Synthetic Data
Vision and perception models need a lot of labeled images to learn well. Collecting and labeling that data from the real world is slow and expensive. With a working simulation we can produce labeled images, depth maps and bounding boxes by the thousands, with very little extra effort.
What We Do
We use the simulation we have already set up for your project to produce training data. The same scene that runs your robot can also render images for a perception model. Every object has a known position and class, so labels come out automatically.
We can produce data for:
- Object detection models like YOLO
- Segmentation models
- Pose and grasp estimation models
- Depth and stereo models
- Custom models your team is training
How It Works
- We pick the camera placements that match your real sensor setup
- We vary lighting, color, texture and clutter to cover the cases your model will see
- We render large batches of frames in the background
- Labels are written next to every frame, in the format your training pipeline expects
For Isaac Sim users we can use NVIDIA Replicator to drive the runs.

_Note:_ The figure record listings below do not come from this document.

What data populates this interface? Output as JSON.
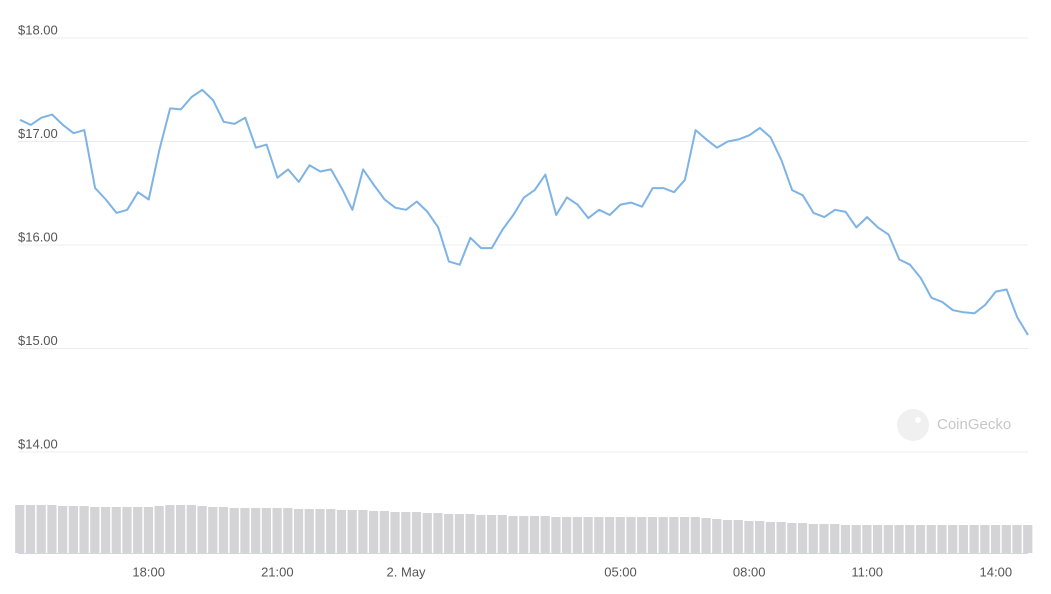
{
  "chart_data": {
    "type": "line",
    "categories": [
      null,
      null,
      null,
      null,
      null,
      null,
      null,
      null,
      null,
      null,
      null,
      null,
      "18:00",
      null,
      null,
      null,
      null,
      null,
      null,
      null,
      null,
      null,
      null,
      null,
      "21:00",
      null,
      null,
      null,
      null,
      null,
      null,
      null,
      null,
      null,
      null,
      null,
      "2. May",
      null,
      null,
      null,
      null,
      null,
      null,
      null,
      null,
      null,
      null,
      null,
      null,
      null,
      null,
      null,
      null,
      null,
      null,
      null,
      "05:00",
      null,
      null,
      null,
      null,
      null,
      null,
      null,
      null,
      null,
      null,
      null,
      "08:00",
      null,
      null,
      null,
      null,
      null,
      null,
      null,
      null,
      null,
      null,
      "11:00",
      null,
      null,
      null,
      null,
      null,
      null,
      null,
      null,
      null,
      null,
      null,
      "14:00",
      null,
      null,
      null
    ],
    "values": [
      17.21,
      17.16,
      17.23,
      17.26,
      17.16,
      17.08,
      17.11,
      16.55,
      16.44,
      16.31,
      16.34,
      16.51,
      16.44,
      16.92,
      17.32,
      17.31,
      17.43,
      17.5,
      17.4,
      17.19,
      17.17,
      17.23,
      16.94,
      16.97,
      16.65,
      16.73,
      16.61,
      16.77,
      16.71,
      16.73,
      16.55,
      16.34,
      16.73,
      16.58,
      16.44,
      16.36,
      16.34,
      16.42,
      16.32,
      16.17,
      15.84,
      15.81,
      16.07,
      15.97,
      15.97,
      16.15,
      16.29,
      16.46,
      16.53,
      16.68,
      16.29,
      16.46,
      16.39,
      16.26,
      16.34,
      16.29,
      16.39,
      16.41,
      16.37,
      16.55,
      16.55,
      16.51,
      16.63,
      17.11,
      17.02,
      16.94,
      17.0,
      17.02,
      17.06,
      17.13,
      17.04,
      16.82,
      16.53,
      16.48,
      16.31,
      16.27,
      16.34,
      16.32,
      16.17,
      16.27,
      16.17,
      16.1,
      15.86,
      15.81,
      15.68,
      15.49,
      15.45,
      15.37,
      15.35,
      15.34,
      15.42,
      15.55,
      15.57,
      15.3,
      15.13
    ],
    "color": "#7eb3e6",
    "volume": [
      48,
      48,
      48,
      48,
      47,
      47,
      47,
      46,
      46,
      46,
      46,
      46,
      46,
      47,
      48,
      48,
      48,
      47,
      46,
      46,
      45,
      45,
      45,
      45,
      45,
      45,
      44,
      44,
      44,
      44,
      43,
      43,
      43,
      42,
      42,
      41,
      41,
      41,
      40,
      40,
      39,
      39,
      39,
      38,
      38,
      38,
      37,
      37,
      37,
      37,
      36,
      36,
      36,
      36,
      36,
      36,
      36,
      36,
      36,
      36,
      36,
      36,
      36,
      36,
      35,
      34,
      33,
      33,
      32,
      32,
      31,
      31,
      30,
      30,
      29,
      29,
      29,
      28,
      28,
      28,
      28,
      28,
      28,
      28,
      28,
      28,
      28,
      28,
      28,
      28,
      28,
      28,
      28,
      28,
      28
    ],
    "volume_color": "#d4d4d6",
    "ylim": [
      13.6,
      18.2
    ],
    "yticks": [
      {
        "value": 14,
        "label": "$14.00"
      },
      {
        "value": 15,
        "label": "$15.00"
      },
      {
        "value": 16,
        "label": "$16.00"
      },
      {
        "value": 17,
        "label": "$17.00"
      },
      {
        "value": 18,
        "label": "$18.00"
      }
    ],
    "grid": true,
    "watermark": "CoinGecko"
  }
}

For Gazebo users we use a similar pipeline built around the world we already have.
When It Helps
Synthetic data is useful when:
- You do not have enough real images yet
- The objects are rare or hard to collect
- You need a balanced dataset across many cases
- You want to add edge cases that almost never show up in the wild
It is not a magic fix. A model trained only on simulation can struggle on real images. We usually mix synthetic and real data so the model learns both.
What You Get
- A script that produces fresh data on demand
- Sample datasets in the format your training code uses
- Notes on what settings we varied and why
- Help wiring the dataset into your training run
If you want to try synthetic data without buying into a full pipeline, we can start with a small batch and let your team test it against a real validation set.